A new scientific paper was recently published in the American Journal of Emergency Medicine on the cardiovascular complications of coronavirus disease 2019 (COVID-19). According to the paper, more attention has been paid to the pulmonary complications of COVID-19, with less attention being paid to the cardiovascular complications that can result in death or impairment.1

The paper’s aim was to educate emergency medicine doctors who are treating patients with potential or confirmed COVID-19 on the dangerous cardiovascular complications of the virus. The authors explained that COVID-19 can cause complications such as heart failure, heart attacks, and blood clots, and can lead to strokes.1

"In writing this article, we hope to increase emergency physicians' knowledge and awareness of this new pathogen and its impact on the cardiovascular system," said William Brady, MD, professor of Emergency Medicine, Medicine, & Nursing Vice-Chair for Faculty Affairs, Department of Emergency Medicine, University of Virginia, in a press release. "As we encounter more and more patients with COVID-19-related illness, we are increasing our understanding of its impact on the body in general and the cardiovascular system in particular.
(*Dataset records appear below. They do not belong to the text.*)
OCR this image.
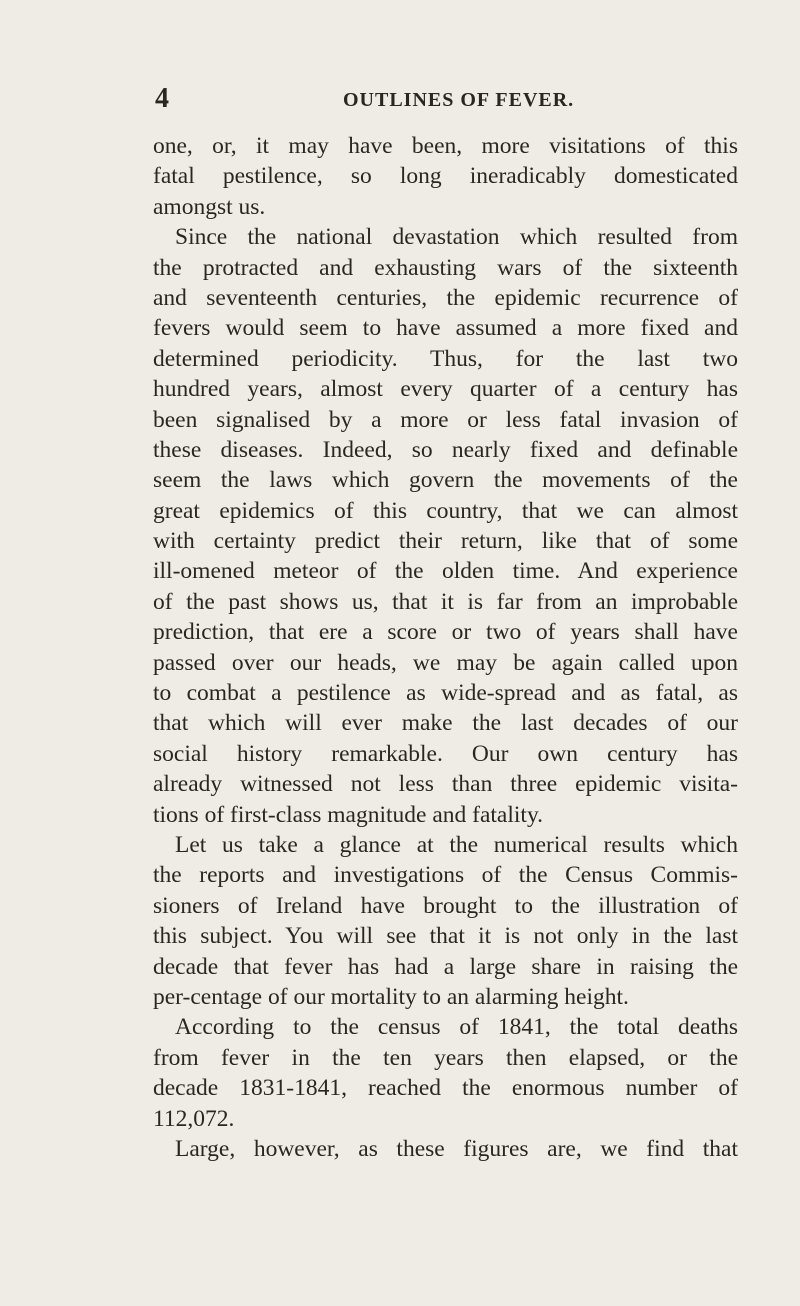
4	OUTLINES OF FEVER.
one, or, it may have been, more visitations of this
fatal pestilence, so long ineradicably domesticated
amongst us.
Since the national devastation which resulted from
the protracted and exhausting wars of the sixteenth
and seventeenth centuries, the epidemic recurrence of
fevers would seem to have assumed a more fixed and
determined periodicity. Thus, for the last two
hundred years, almost every quarter of a century has
been signalised by a more or less fatal invasion of
these diseases. Indeed, so nearly fixed and definable
seem the laws which govern the movements of the
great epidemics of this country, that we can almost
with certainty predict their return, like that of some
ill-omened meteor of the olden time. And experience
of the past shows us, that it is far from an improbable
prediction, that ere a score or two of years shall have
passed over our heads, we may be again called upon
to combat a pestilence as wide-spread and as fatal, as
that which will ever make the last decades of our
social history remarkable. Our own century has
already witnessed not less than three epidemic visita-
tions of first-class magnitude and fatality.
Let us take a glance at the numerical results which
the reports and investigations of the Census Commis-
sioners of Ireland have brought to the illustration of
this subject. You will see that it is not only in the last
decade that fever has had a large share in raising the
per-centage of our mortality to an alarming height.
According to the census of 1841, the total deaths
from fever in the ten years then elapsed, or the
decade 1831-1841, reached the enormous number of
112,072.
Large, however, as these figures are, we find that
The rate of learning on this area is amazingly rapid. Information continues to change weekly, if not daily."2

A particular concern for patients with COVID-19 is the potential for heart failure. According to a recent study the authors referred to in the paper, researchers found that 24% of COVID-19 patients suffer from acute heart failure when first diagnosed with COVID-19.1

However, the authors noted that this doesn't mean that 24% of all COVID-19 patients will suffer heart failure. They explained that it currently is unclear whether the heart failure was the result of COVID-19 or if the virus was exacerbating a preexisting but undiagnosed heart condition. Of the patients who did suffer from heart failure, approximately half were not known to have preexisting high blood pressure or cardiovascular disease.1

The authors explained further that since COVID-19, like other diseases of its kind, causes severe inflammation throughout the body, there is an increased risk of heart attack and stroke. Inflammation causes fatty plaque build-up in the blood vessels, which has the potential to rupture, resulting in a heart attack or stroke.1

It is especially important to note, the authors explained, that some COVID-19 treatments interact with medicines used to treat cardiovascular conditions. For example, the malaria drug hydroxychloroquine can interact with medications designed to regulate heart rhythm. Additionally, interactions with hydroxychloroquine can cause heart damage and worsen cardiomyopathy.1

Furthermore, remdesivir, an antiviral that is the only COVID-19 treatment authorized by the FDA, can cause low blood pressure and abnormal heart rhythm. These potential interactions are crucially important for physicians to keep in mind when treating patients with COVID-19, according to the paper.1

"As we gain more experience with this new pathogen, we realize that its adverse impact extends beyond the respiratory system," Brady said in a press release. "We will continue to learn more about COVID-19 and the most optimal means of managing its many presentations."2

  1. Long B, Brady WJ, Koyfman A, et al. Cardiovascular complications in COVID-19. American Journal of Emergency Medicine. 2020. sciencedaily.com/releases/2020/05/200515115644.htm. Accessed June 5, 2020.
  2. Heart attacks, heart failure, stroke: COVID-19's dangerous cardiovascular complications [news release]. University of Virginia Health System; May 15, 2020. doi: 10.1016/j.ajem.2020.04.048.